The Song of Man: Jacob’s Ladder by Gong Ji-Young
- onJanuary 4, 2017
- Vol.34 Winter 2016
- byAurélie Julia
- L’échelle de Jacob (Jacob’s Ladder)
Tr. Lim Yeong-hee and Mélanie Basnel 2016358pp.
The French edition of Gong Ji-Young’s latest book is certainly eye-catching. Not that the cover is provocative; on the contrary, your attention is drawn by the soothing image of candles glowing serenely against a dark background. Their flames dancing in response to an unseen breath, they suggest silent reverence in the face of divine mystery. Then you notice the novel’s title, Jacob’s Ladder, and the line from William Blake that opens the first chapter: “And we are put on earth a little space, that we may learn to bear the beams of love.”
Gong Ji-Young draws on the sources of the Bible and poetry to take her reader on a journey to the fringes of the religious and the human. She brings to life the words of a monk, now in his forties, recounting an episode from a decade prior. Brother Jean describes his moments of affirmation, doubt, and anger—and his internal revolt in the face of an unanswered “why.” His story speaks of the absurd and the sacred.

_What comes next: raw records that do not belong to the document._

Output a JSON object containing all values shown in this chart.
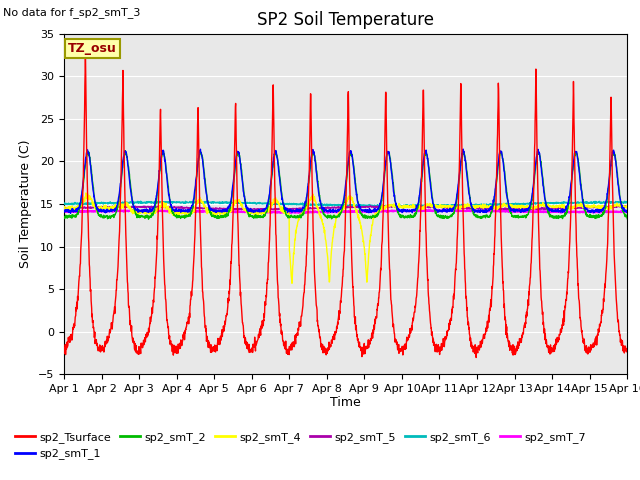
{
  "title": "SP2 Soil Temperature",
  "subtitle": "No data for f_sp2_smT_3",
  "xlabel": "Time",
  "ylabel": "Soil Temperature (C)",
  "tz_label": "TZ_osu",
  "ylim": [
    -5,
    35
  ],
  "xlim": [
    0,
    15
  ],
  "x_ticks": [
    0,
    1,
    2,
    3,
    4,
    5,
    6,
    7,
    8,
    9,
    10,
    11,
    12,
    13,
    14,
    15
  ],
  "x_tick_labels": [
    "Apr 1",
    "Apr 2",
    "Apr 3",
    "Apr 4",
    "Apr 5",
    "Apr 6",
    "Apr 7",
    "Apr 8",
    "Apr 9",
    "Apr 10",
    "Apr 11",
    "Apr 12",
    "Apr 13",
    "Apr 14",
    "Apr 15",
    "Apr 16"
  ],
  "bg_color": "#e8e8e8",
  "grid_color": "#ffffff",
  "series_colors": {
    "sp2_Tsurface": "#ff0000",
    "sp2_smT_1": "#0000ff",
    "sp2_smT_2": "#00bb00",
    "sp2_smT_4": "#ffff00",
    "sp2_smT_5": "#aa00aa",
    "sp2_smT_6": "#00bbbb",
    "sp2_smT_7": "#ff00ff"
  },
  "linewidth": 1.0,
  "title_fontsize": 12,
  "axis_fontsize": 9,
  "tick_fontsize": 8,
  "legend_fontsize": 8
}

Aged twenty-eight, the young novice is preparing for his ordination. Yearning for the eternal, he wants to become a Benedictine monk and live an austere, abbey-bound existence. The rituals of prayer calm his energetic body while his spirit soars with a serene joy; not a shadow hangs over this existence. Jean is joined in this blissful state of balance by Michaël and Angelo. Together, the three monks walk the road of spirituality, sharing their views and uncertainties, never hesitating to crack open a good bottle of wine when the occasion arises. They might easily have led uneventful lives. But whatever our situation, the trials of existence are unavoidable, and even the walls of a monastic cell cannot protect us from pain and grief.
The time has come for Brother Jean’s certainties to be tested. One day, Abbot Samuel’s niece walks through the doors of the monastery: for her dissertation, So-Hui is researching the daily lives of monks, their dreams, renunciations, and sacrifices. This mesmerizingly beautiful young woman engages Brother Jean in conversation. At first, love is merely a topic for discussion, but soon it becomes a feeling, and then an awakening of the flesh. Jean’s senses are disturbed; the forbidden becomes an increasingly pressing desire. He must choose between God or woman.
While this soul-searching unfolds, Michaël undergoes an upheaval of another kind: his mind has been alerted to the harsh realities of the outside world. What is the Church doing in response to prostitution, poverty, and illness? He wants to help the oppressed and live in proximity to the destitute, but his black frock prevents him from taking action and rendering justice. One afternoon, he finds himself in the middle of a trade union protest and is arrested by the police. This is the trigger. Neither orders nor reprisals can stand in the way of destiny: Michaël finds St. Benedict’s rules stifling, and seeks to make himself useful through action and movement. A reader of Charles de Foucauld, he intends to apply the words of James: “What good is it, my brothers, if someone says he has faith but does not have works? Can that faith save him? […] A person is justified by works and not by faith alone. For as the body apart from the spirit is dead, so also faith apart from works is dead.” Circumstances will render Michaël’s destiny incomprehensible to human understanding.
Another character enters the narrative—that of history itself. Gong Ji-Young delves into the darkest chapters of Korean memory. She excels at rendering the facts, describing in a bare, unaffected style the ordeal of a group of monks sent to a camp in May 1949, through the testimony of a survivor in his old age. North Korean soldiers accuse the members of the religious community of anti-government activities. Brother Thomas soberly evokes the misery and horror of their situation, but also speaks of the unquenchable flame that no beating can extinguish: the love of God. His belief enables him to survive. In turn, Brother Jean’s grandmother reveals her own memories: in December 1950, with the war raging between North and South, she boarded an American ship together with thousands of others in extremis, escaping a tragic fate. Here again, Gong Ji-Young succeeds in conveying the apocalyptic atmosphere; her tone rings sincere and true.
What symbolic meaning are we to ascribe to “Jacob’s Ladder”? How are we to climb ever upwards when we are constantly pulled down, turned away from the light, by hardship? From the darkness of the concentration camp, a Benedictine monk answers: “Love means a willing acceptance of both suffering and the sublime, in order to transform them into something sacred.”